De acordo com o projeto anunciado pela prefeitura, a “Nova Ponta da Praia” será repaginada por uma grande obra orçada em R$ 130 milhões e não terá custo para o Município, já que será feita em parceria público-privada pelo Grupo Mendes, que em contrapartida construirá imóveis no bairro.
Entre as principais obras está o novo edifício do Mercado de Peixes. Construído em uma área de 1,7 mil metros quadrados, na Avenida Mário Covas, contará com 20 boxes (cinco a mais que o atual, que será extinto) e dois para comercialização de produtos como temperos e artigos de pesca. O ambiente será climatizado e contará com bar no mezanino e vestiário para os funcionários. Haverá ainda câmara fria nos boxes e espaço refrigerado para triagem, gelo e lixo. O estacionamento somará 40 vagas e o acesso de serviço será independente.
Se no papel o projeto parece funcional, na prática não garante o mesmo potencial. Ana Maria de Andrade, que há mais de 20 anos está a frente do Box 9 no Mercado, diz que saiu apreensiva da audiência entre os permissionários e o gestor do projeto, Glaucus Farinello, realizada no Paço Municipal, no último dia 23.
“Estou preocupada com o espaço físico dos boxes, que será menor que este. Só eu tenho cerca de 15 funcionários que precisam ter um espaço para almoçar e guardar seus pertences. Também é necessário um local para armazenar as embalagens, sacolas, coisas que usamos na rotina. Saí da reunião preocupada porque quem está fazendo o projeto não me pareceu ter muita noção do que é o dia a dia em um mercado de peixes. Não sei se irá levar em conta o que sinalizamos”, justifica.
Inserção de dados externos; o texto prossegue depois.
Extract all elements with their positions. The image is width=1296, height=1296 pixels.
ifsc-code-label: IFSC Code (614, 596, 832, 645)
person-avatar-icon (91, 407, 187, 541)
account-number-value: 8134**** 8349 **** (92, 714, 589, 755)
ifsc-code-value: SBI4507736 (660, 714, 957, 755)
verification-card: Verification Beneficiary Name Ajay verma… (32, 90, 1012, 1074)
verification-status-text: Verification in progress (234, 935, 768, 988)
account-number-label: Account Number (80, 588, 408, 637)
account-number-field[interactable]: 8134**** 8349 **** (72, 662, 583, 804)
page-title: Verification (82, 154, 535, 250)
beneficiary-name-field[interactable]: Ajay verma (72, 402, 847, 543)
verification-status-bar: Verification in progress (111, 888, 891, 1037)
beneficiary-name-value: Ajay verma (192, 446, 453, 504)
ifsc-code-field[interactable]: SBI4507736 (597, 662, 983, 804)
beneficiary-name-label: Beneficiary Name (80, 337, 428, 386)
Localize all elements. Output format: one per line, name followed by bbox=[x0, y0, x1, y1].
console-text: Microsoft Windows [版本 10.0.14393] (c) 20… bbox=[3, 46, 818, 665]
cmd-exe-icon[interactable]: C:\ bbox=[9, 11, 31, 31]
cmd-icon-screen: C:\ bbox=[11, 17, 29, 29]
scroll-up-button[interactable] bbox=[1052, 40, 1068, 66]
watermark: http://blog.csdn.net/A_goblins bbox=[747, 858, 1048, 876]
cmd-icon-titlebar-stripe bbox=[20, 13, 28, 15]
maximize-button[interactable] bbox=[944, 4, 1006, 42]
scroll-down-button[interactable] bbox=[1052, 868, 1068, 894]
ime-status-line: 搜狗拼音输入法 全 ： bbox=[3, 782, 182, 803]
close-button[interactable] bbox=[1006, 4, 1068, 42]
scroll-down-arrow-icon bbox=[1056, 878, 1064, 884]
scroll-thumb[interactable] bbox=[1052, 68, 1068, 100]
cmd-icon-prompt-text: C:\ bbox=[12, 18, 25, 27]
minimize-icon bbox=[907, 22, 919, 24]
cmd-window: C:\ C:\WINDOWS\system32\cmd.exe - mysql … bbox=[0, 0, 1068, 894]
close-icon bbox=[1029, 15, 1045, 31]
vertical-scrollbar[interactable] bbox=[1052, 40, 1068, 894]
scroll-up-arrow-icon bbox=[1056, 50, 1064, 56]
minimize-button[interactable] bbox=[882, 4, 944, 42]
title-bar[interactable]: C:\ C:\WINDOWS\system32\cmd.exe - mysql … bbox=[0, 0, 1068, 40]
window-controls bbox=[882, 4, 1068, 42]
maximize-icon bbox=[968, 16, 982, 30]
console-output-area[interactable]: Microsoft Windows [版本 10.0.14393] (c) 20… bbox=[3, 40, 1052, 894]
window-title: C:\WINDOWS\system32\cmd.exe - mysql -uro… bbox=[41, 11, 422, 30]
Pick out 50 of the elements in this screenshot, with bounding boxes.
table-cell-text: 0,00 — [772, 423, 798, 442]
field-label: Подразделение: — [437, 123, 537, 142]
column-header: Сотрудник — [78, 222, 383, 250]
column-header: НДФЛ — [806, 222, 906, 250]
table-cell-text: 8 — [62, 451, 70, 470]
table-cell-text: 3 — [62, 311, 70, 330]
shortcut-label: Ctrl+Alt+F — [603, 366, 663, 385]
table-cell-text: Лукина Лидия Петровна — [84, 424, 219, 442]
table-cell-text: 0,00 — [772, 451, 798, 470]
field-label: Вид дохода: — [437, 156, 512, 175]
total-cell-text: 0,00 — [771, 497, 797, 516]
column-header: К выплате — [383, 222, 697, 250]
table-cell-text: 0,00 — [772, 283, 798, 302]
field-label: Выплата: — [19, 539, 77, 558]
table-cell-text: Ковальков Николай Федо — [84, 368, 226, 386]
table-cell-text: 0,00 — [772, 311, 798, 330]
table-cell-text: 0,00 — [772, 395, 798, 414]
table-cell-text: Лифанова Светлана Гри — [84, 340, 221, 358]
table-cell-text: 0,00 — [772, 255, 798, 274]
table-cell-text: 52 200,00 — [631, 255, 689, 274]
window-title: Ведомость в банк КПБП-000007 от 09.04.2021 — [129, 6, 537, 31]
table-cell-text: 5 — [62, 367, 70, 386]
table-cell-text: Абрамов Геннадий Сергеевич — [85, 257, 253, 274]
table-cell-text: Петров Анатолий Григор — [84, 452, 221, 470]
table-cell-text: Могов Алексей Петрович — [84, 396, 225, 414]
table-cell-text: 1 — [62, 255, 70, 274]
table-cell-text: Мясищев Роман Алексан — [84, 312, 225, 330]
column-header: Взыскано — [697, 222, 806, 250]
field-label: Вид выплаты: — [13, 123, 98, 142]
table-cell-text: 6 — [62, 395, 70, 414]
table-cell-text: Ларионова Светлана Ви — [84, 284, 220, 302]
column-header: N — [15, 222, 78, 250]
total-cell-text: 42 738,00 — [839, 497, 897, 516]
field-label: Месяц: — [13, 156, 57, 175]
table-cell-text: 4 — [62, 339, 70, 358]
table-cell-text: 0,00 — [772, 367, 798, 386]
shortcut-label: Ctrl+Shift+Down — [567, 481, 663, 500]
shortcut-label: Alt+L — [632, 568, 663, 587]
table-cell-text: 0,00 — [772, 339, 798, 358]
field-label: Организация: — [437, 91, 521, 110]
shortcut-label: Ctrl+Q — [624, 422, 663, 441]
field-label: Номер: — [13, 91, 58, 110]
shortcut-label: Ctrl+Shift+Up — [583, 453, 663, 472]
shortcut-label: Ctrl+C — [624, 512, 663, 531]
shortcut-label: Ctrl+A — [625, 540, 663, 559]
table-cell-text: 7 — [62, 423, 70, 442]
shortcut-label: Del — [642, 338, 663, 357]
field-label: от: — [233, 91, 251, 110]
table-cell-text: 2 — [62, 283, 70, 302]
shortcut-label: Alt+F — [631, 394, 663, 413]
O que foi sinalizado, segundo ela, foram pedidos de um espaço maior entre um box e outro para que as caixas com mercadorias possam passar e a reposição possa ser feita mesmo em dias de grande movimento; preocupação com o odor porque por mais que o novo prédio seja climatizado, é em ambiente fechado; local para estacionar os caminhões (atualmente ficam no pátio do Terminal Pesqueiro Público de Santos), tamanho do refeitório; área para desembarque da mercadoria; e falta de um local específico para estoque e atividades financeiras.
Maria diz ainda que não aconteceram conversas anteriores à apresentação do projeto entre o poder público e os permissionários, apenas foram comunicados quando tudo já estava pronto.
“A falta de diálogo foi desrespeitosa com a gente e gerou este tipo de problema, onde um projeto não contempla as necessidades de quem vai trabalhar no local, de fato”.
No box atual a permissionária sofre com a mesma falta de espaço que reivindicou na reunião, mas que de acordo com ela poderia ser sanada se o projeto tivesse sido pensado com a colaboração de quem vive a rotina do mercado.
Rua do Peixe
Já os permissionários da Rua do Peixe (Rua Áurea Gonzalez Conde) estão mais tranquilos com a nova instalação, já que há anos enfrentam na justiça ações que pedem a transferência deles para outro ponto da cidade.
“A gente ficou feliz com essa notícia. O local é bom, é perto, vai ficar bonito”, diz Zelaine, responsável por um dos boxes mais antigos da via.
Questionada sobre a estrutura, também se mostrou apreensiva com o espaço menor e a falta de boxes suficientes para todos os permissionários da rua.
“O projeto conta com 20 boxes, mas só aqui temos 11 funcionando, mais o pessoal do Mercado, não vai caber todo mundo. Alguém vai ficar de fora e isso é preocupante”.